Thanks for taking that example off the Sanseido page. I didn’t check the link because I thought it would be the same as what I had in my dictionary. It seems I was wrong though, because my dictionary seems to only contain the table of accent types and an explanation of how to read the diagrams.
OK, perhaps I’m oversimplifying things, but I feel it’s more a matter of not wanting to varying the pitch excessively over the course of a sentence. If we take このすみれ (LHHHH), well, I can’t imagine doing L-H-H-EH-EH (EH=extra high). I think the low and high syllables are about a musical third apart. (I can’t remember whether it’s a major third, minor third or whatever. I haven’t studied music theory in years.) That’s not too much of a jump to make while singing, but it’s hard to keep jumping pitch between syllables in a conversation. As for why it’s not LHLHH… I guess it’s just hard to drop the pitch suddenly for a word that isn’t a particle? However, perhaps the simplest explanation (though I have no evidence for this) is that 菫 is a word with a 平板 (i.e. flat) accent, so unless it appears at the beginning of a sentence, there’s no clear rise or fall in pitch.
Honestly, this may sound really weird, but when I looked for YouTube videos earlier on Japanese pronunciation, none of them talk about special rules involving pitch accent changes in sentence, even the ones created by Japanese people. Some even say that the pitch accent of a word never changes, even if sentence intonation and emphasis does.
How do I say this… How I feel is that after the initial rise in pitch for each sentence, the pitch variations for each word still exist, they just become smaller. The initial rise in pitch between the first and second syllables that most words have is just a natural thing that happens when we pronounce something. It’s just the default way of ‘starting our vocal engines’ in Japanese. We start at whatever pitch we’re already at in the sentence – unless the word has an accented first syllable, in which case we have to go higher – and we follow the pitch accent. However, in some cases (look at what I said for このすみれ), it’s too hard to follow the original pitch accent, so we’ll naturally flatten it. For example, if you take the 青いすみれ example from the dictionary and you enter it into the pitch accent analyser from UTokyo (http://www.gavo.t.u-tokyo.ac.jp/ojad/phrasing/index), you’ll find it’s actually LHLlhh i.e. low, then high, then low, then low, then very slightly higher for the last two syllables. Whatever it is, as Japanese people themselves have said, they’re not robots, so they’re not actually pronouncing the ‘high’ pitch and the ‘low’ pitch at exactly the same pitch all the time. There’s still some variation. The key thing is the gap in pitch. That needs to be exist.
I imagine that what I’m saying isn’t making any sense, and it’s not very concrete either, so I’ll just summarise what I’ve heard so far and leave everyone with some links:
- According to my friend, the pitch in Japanese rises and then falls for each little block. It’s like a bunch of waves.

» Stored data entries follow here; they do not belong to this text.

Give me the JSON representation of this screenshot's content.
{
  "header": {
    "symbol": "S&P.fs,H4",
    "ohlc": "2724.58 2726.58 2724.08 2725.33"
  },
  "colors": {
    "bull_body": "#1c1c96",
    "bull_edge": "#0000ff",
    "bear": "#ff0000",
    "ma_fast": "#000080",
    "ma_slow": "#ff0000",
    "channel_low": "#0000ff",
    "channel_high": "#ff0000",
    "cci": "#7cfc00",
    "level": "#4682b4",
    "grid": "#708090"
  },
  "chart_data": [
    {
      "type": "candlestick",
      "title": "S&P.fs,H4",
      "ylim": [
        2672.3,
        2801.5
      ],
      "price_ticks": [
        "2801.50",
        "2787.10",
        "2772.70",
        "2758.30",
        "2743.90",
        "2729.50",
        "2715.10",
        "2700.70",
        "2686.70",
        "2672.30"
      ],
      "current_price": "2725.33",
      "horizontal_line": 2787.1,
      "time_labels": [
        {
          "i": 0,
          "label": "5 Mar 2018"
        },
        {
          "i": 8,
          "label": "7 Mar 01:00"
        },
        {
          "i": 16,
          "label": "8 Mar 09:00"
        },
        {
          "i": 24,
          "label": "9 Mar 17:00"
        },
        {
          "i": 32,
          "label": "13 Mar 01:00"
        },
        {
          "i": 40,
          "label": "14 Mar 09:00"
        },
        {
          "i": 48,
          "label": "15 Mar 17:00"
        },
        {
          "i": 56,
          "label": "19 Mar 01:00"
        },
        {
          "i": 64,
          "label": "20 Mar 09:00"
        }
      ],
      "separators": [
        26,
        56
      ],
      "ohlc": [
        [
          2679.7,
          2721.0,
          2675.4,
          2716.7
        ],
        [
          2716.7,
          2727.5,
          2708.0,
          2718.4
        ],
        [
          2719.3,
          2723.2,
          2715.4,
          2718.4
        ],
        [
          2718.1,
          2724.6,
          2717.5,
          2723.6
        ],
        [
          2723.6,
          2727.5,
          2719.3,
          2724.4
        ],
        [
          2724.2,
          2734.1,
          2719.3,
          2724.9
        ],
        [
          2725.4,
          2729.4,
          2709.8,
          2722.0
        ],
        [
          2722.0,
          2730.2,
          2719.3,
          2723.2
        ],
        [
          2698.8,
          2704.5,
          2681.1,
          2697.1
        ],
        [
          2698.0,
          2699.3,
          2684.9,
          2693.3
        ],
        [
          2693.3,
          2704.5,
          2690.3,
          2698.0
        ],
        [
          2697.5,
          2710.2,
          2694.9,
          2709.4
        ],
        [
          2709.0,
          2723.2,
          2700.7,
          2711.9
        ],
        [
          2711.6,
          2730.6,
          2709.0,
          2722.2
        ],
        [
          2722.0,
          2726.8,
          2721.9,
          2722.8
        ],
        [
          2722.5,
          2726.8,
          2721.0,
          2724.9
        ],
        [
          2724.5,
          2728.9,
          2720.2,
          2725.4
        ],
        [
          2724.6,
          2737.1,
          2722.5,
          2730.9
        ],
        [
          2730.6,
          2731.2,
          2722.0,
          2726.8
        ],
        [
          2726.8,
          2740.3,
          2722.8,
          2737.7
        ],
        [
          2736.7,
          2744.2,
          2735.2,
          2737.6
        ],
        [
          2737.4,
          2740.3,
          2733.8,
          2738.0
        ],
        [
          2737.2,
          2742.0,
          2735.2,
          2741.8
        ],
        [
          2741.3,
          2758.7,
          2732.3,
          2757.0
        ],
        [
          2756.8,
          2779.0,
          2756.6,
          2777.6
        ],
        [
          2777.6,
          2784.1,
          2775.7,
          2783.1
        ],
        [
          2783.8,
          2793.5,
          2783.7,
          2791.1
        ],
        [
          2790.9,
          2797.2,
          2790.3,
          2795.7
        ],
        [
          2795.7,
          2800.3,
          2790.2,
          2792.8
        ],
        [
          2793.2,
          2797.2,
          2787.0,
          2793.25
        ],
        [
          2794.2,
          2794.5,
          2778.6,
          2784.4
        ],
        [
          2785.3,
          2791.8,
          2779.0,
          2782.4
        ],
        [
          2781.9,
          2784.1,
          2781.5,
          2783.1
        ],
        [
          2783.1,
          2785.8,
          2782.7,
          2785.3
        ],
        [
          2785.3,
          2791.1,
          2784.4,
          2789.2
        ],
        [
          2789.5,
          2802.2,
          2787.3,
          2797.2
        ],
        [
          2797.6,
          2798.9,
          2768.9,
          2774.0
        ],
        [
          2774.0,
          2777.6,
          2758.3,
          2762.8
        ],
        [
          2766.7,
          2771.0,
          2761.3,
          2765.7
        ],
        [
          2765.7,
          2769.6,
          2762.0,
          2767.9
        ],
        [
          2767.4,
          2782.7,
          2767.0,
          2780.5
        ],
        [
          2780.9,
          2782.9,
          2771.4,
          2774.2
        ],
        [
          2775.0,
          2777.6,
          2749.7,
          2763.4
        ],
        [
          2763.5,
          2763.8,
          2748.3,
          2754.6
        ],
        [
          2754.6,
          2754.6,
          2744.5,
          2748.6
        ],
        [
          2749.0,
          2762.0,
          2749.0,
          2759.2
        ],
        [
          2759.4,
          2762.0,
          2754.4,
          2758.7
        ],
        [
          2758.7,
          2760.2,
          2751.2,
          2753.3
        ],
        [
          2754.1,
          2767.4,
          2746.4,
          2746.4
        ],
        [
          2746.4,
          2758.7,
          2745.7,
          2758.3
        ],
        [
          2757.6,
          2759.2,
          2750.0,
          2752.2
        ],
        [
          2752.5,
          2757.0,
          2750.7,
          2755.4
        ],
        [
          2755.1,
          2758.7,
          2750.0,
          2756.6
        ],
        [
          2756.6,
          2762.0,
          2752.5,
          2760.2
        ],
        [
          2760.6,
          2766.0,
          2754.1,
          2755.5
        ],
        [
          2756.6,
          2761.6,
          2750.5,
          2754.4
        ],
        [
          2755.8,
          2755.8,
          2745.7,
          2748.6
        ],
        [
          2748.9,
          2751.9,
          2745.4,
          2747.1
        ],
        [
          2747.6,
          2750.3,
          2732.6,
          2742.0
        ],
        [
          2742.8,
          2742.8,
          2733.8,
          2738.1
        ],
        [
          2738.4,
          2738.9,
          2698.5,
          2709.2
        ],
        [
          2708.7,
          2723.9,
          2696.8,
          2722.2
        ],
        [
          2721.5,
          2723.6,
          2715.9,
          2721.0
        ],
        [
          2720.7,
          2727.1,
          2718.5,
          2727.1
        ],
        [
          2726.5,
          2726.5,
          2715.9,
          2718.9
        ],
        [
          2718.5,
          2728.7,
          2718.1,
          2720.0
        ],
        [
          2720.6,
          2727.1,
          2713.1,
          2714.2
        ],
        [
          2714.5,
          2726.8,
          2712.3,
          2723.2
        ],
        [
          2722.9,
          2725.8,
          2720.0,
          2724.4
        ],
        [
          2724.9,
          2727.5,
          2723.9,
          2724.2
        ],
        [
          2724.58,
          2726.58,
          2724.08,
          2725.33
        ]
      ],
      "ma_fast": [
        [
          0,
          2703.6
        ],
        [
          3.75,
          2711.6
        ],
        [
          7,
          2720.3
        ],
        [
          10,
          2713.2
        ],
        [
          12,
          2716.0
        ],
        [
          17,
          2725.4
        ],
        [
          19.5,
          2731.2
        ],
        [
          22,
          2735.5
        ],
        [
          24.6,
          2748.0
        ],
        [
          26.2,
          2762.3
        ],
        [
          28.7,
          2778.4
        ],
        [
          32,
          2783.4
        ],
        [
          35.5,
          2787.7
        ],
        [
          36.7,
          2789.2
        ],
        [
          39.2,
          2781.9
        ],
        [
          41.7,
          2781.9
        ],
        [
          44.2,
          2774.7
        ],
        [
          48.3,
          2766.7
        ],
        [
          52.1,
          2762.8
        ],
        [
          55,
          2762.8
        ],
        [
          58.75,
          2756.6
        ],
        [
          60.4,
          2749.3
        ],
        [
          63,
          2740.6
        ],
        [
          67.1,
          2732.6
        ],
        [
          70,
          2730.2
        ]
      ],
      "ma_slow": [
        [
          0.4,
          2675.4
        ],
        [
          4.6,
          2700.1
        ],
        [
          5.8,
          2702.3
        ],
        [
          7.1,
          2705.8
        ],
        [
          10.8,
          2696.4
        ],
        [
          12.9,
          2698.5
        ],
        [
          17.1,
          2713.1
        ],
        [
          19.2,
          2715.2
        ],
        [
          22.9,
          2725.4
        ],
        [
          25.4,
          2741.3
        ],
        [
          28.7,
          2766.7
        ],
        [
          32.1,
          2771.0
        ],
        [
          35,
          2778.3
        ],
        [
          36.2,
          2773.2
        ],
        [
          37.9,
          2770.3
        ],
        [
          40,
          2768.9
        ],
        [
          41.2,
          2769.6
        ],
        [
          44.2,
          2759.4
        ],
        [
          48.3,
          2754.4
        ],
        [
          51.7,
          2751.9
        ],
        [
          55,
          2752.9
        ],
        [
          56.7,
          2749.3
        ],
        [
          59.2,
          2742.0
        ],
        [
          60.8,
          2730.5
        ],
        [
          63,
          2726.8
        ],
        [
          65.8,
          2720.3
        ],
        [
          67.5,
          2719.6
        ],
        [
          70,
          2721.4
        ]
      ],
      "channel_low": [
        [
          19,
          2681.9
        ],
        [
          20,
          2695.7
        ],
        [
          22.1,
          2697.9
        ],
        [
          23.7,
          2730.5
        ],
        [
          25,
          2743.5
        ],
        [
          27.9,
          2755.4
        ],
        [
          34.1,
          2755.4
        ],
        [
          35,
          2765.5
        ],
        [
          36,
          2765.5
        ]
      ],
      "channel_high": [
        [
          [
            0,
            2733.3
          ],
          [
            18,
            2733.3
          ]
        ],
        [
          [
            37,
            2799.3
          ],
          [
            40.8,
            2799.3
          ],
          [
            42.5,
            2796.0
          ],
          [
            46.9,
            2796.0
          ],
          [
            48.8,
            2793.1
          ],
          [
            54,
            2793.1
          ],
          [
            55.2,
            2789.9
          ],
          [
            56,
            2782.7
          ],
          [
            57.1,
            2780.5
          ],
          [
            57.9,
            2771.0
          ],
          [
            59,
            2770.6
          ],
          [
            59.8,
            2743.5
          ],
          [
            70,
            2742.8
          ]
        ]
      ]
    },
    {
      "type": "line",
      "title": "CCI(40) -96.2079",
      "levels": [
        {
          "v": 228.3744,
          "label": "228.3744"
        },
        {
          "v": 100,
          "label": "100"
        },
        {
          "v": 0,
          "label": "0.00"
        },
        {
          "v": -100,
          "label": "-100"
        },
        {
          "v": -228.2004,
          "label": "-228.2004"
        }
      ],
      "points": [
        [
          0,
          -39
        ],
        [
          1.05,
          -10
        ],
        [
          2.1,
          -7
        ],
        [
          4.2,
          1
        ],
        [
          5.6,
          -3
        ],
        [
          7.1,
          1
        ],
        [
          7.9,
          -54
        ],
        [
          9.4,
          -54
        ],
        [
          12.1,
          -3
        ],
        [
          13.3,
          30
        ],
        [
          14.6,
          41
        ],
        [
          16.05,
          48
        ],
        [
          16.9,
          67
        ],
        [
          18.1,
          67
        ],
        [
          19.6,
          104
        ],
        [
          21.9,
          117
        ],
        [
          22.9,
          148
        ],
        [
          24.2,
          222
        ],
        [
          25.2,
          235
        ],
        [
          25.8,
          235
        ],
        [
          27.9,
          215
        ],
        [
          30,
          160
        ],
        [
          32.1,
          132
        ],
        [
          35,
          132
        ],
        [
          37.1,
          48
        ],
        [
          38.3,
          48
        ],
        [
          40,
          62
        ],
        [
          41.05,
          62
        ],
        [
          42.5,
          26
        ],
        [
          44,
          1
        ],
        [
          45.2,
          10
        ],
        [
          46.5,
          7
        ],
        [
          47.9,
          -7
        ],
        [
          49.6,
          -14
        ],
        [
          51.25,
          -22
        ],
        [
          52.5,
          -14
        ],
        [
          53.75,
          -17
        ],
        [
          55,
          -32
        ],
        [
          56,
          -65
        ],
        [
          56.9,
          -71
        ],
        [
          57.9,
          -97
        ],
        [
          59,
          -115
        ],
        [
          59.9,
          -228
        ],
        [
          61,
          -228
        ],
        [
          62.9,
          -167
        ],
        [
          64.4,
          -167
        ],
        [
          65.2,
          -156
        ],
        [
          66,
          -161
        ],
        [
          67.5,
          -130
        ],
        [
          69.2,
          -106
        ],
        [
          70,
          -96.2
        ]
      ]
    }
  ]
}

- The pitch accent stays more or less the same for each individual word.
- Over the course of a sentence, this is the overall pattern: the pitch rises rapidly at first, then slowly falls. There are still pitch accent variations, but the ‘average pitch’ follows this pattern.
- In theory, the overall variation for a sentence should just be a combination of individual pitch accents, but the pitch accents tend to flatten out (smaller variations) as we run out of breath.
- The most important part of a sentence is usually emphasised by being given the highest pitch.
Sources/resources:
(In order: two videos from a Canadian university, one at the word level, one at the sentence level, followed by three videos from a Japanese person discussing the 4 main types of pitch accent and how tone varies across a sentence.)
EDIT: One last video. It’s entirely in Japanese though.
Honestly though, as I may have said before, I still think the easiest way to pick up the accent is to listen to Japanese media that you like (dramas, anime, documentaries…). Some sentences will probably stick in your head, and they’ll become references for how to pronounce certain things. (E.g. right now, I have 「はい、綺麗になった。」from the Rokuaka anime in my head, because I was thinking about the pronunciation of 綺麗 a while ago.) The reason I give fictional stories priority is because they usually contain far more emotional lines and scenes that will help you remember what happened.